Editor’s Note: This article appeared in the August 5, 1988, issue of National Review as the lead article in a package of “The Reagan Legacy” articles.
Remember the “little old ladies in tennis shoes”? That was the term dreamed up in the 1960s to characterize the constituency of Barry Goldwater’s version of the conservative movement. After Goldwater’s rout in the 1964 election it seemed accurate enough.
It was used again two years later when another avowed conservative, Ronald Reagan, ran for governor in California. But Reagan won, a result so astounding that for the next ten years columnists spoke of the California electorate as “volatile.” Reagan’s popularity in California increased steadily, however. So the voter surveys began in earnest–with another astounding result. At the heart of Reagan’s support were California’s new, young, and very numerous working-class families.
In the 1940s, when a war economy finally hoisted the United States out of the Depression, the boom occurred earliest in California, with its aircraft plants and other key military industries. Wages climbed rapidly. It was in California that the term “worker” first ceased to mean someone who is defined (or enslaved) by his job. The California worker became an owner: first, of an automobile; then, soon enough, of a house (and then of a second automobile). He began to think of civic life in the same way as any new property owner. He wanted stability, including one of its major prop: moral decency. He wanted freedom from government intrusion, particularly high taxes. He wanted public policy to favor people like himself, people who had earned what they possessed. He wanted to take pride in what he had accomplished; and two of pride’s most popular forms were official optimism and patriotism.
How much of this had Reagan figured out analytically? Perhaps none of it, although it seems to me he has always been much more of an issue-oriented (shall I try out the adjective intellectual?) politician that those who call him “the great communicator” are willing to admit. In any case, his views resonated perfectly with those of the new California working class. (It might even be worth mentioning that Reagan is the only labor-union member who ever became President.)

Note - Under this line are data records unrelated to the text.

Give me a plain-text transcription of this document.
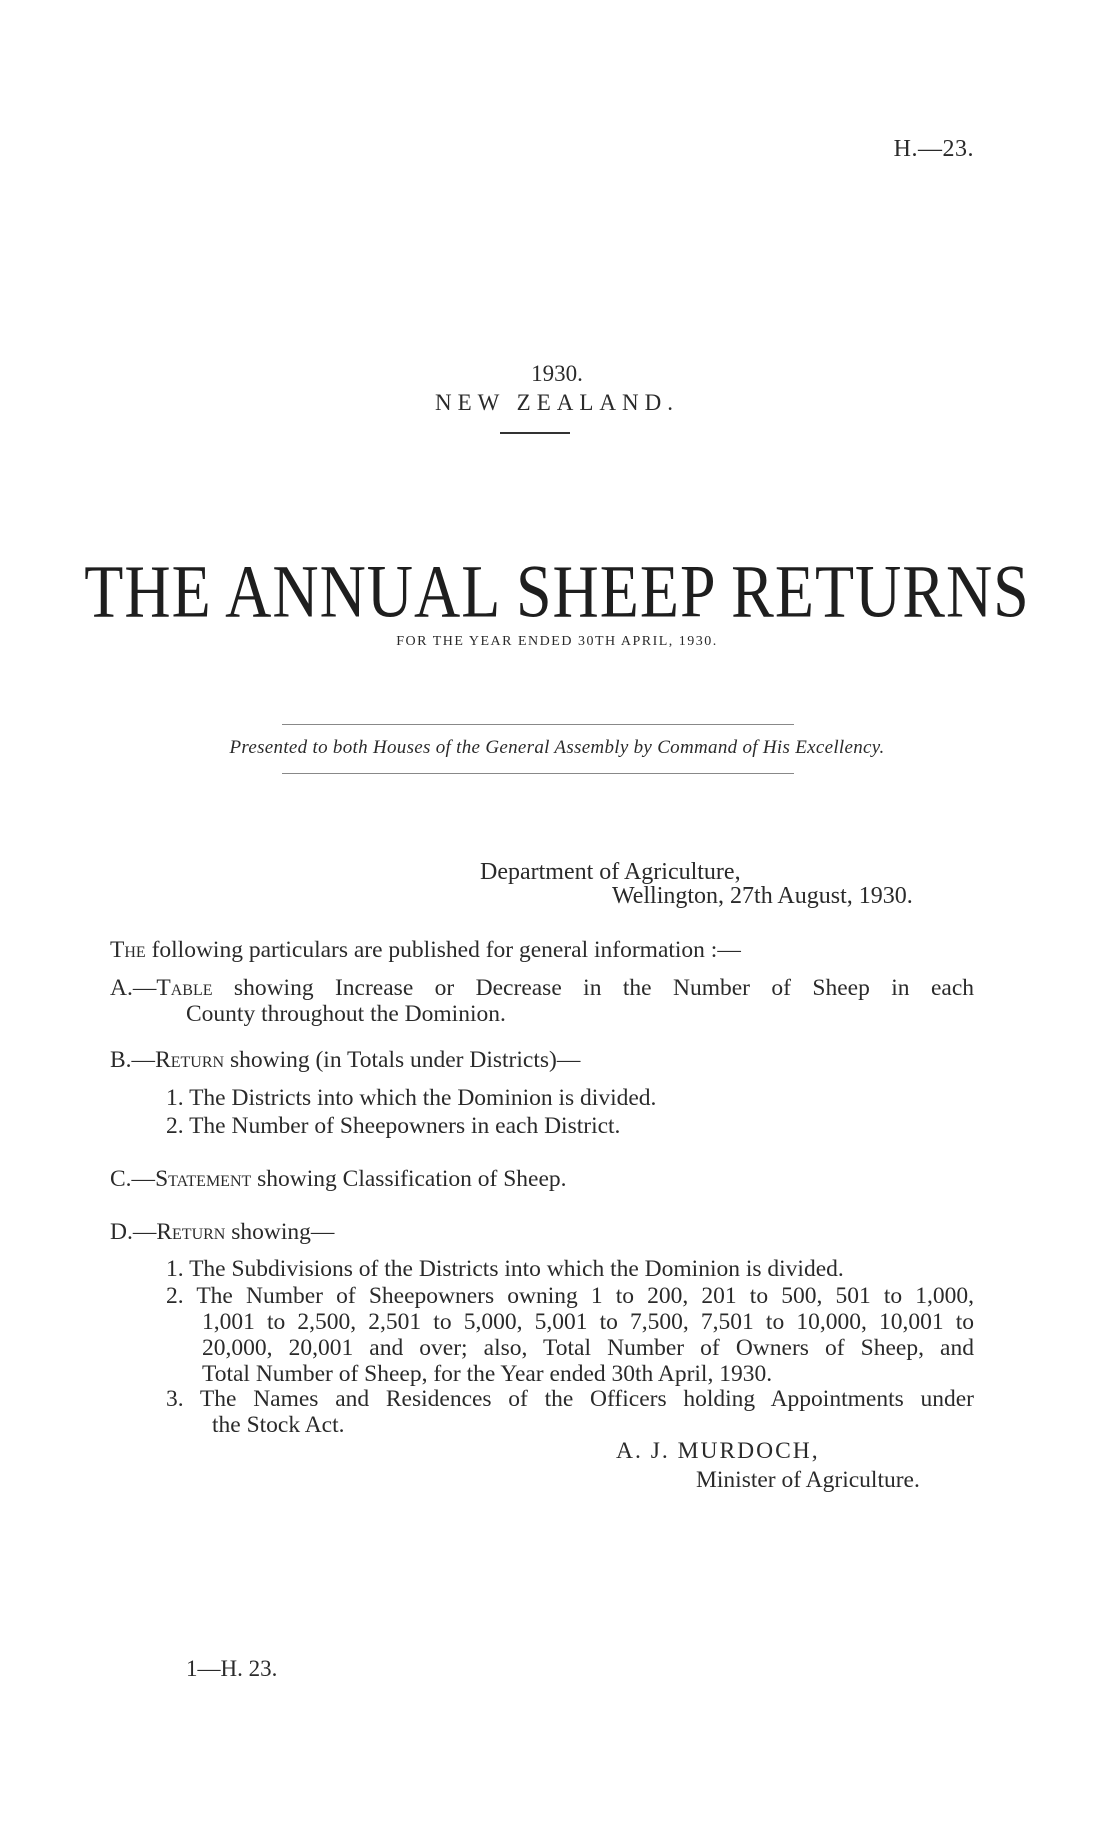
H.—23.
1930.
NEW ZEALAND.
THE ANNUAL SHEEP RETURNS
FOR THE YEAR ENDED 30TH APRIL, 1930.
Presented to both Houses of the General Assembly by Command of His Excellency.
Department of Agriculture,
Wellington, 27th August, 1930.
The following particulars are published for general information :—
A.—Table showing Increase or Decrease in the Number of Sheep in each
County throughout the Dominion.
B.—Return showing (in Totals under Districts)—
1. The Districts into which the Dominion is divided.
2. The Number of Sheepowners in each District.
C.—Statement showing Classification of Sheep.
D.—Return showing—
1. The Subdivisions of the Districts into which the Dominion is divided.
2. The Number of Sheepowners owning 1 to 200, 201 to 500, 501 to 1,000,
1,001 to 2,500, 2,501 to 5,000, 5,001 to 7,500, 7,501 to 10,000, 10,001 to
20,000, 20,001 and over; also, Total Number of Owners of Sheep, and
Total Number of Sheep, for the Year ended 30th April, 1930.
3. The Names and Residences of the Officers holding Appointments under
the Stock Act.
A. J. MURDOCH,
Minister of Agriculture.
1—H. 23.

Since the 1960s the prosperity and ethos of the California working class have spread to workers all over America–so much so that the terms working class and workers have become archaic. Today electricians, air-conditioning mechanics, burglar-alarm installers, cablevision linemen are routinely spoken of as middle-class. Many journeymen mechanics live on a scale that would have made the Sun King blink. They are a new class that has seriously altered the political make-up of this country over the past 25 years. And Ronald Reagan was their first spokesman, their first leader, their first philosopher. The existence of this class continues to baffle Democratic Party leaders. Their biggest problem in the presidential election this fall is what to do about these people whose goals they still do not understand.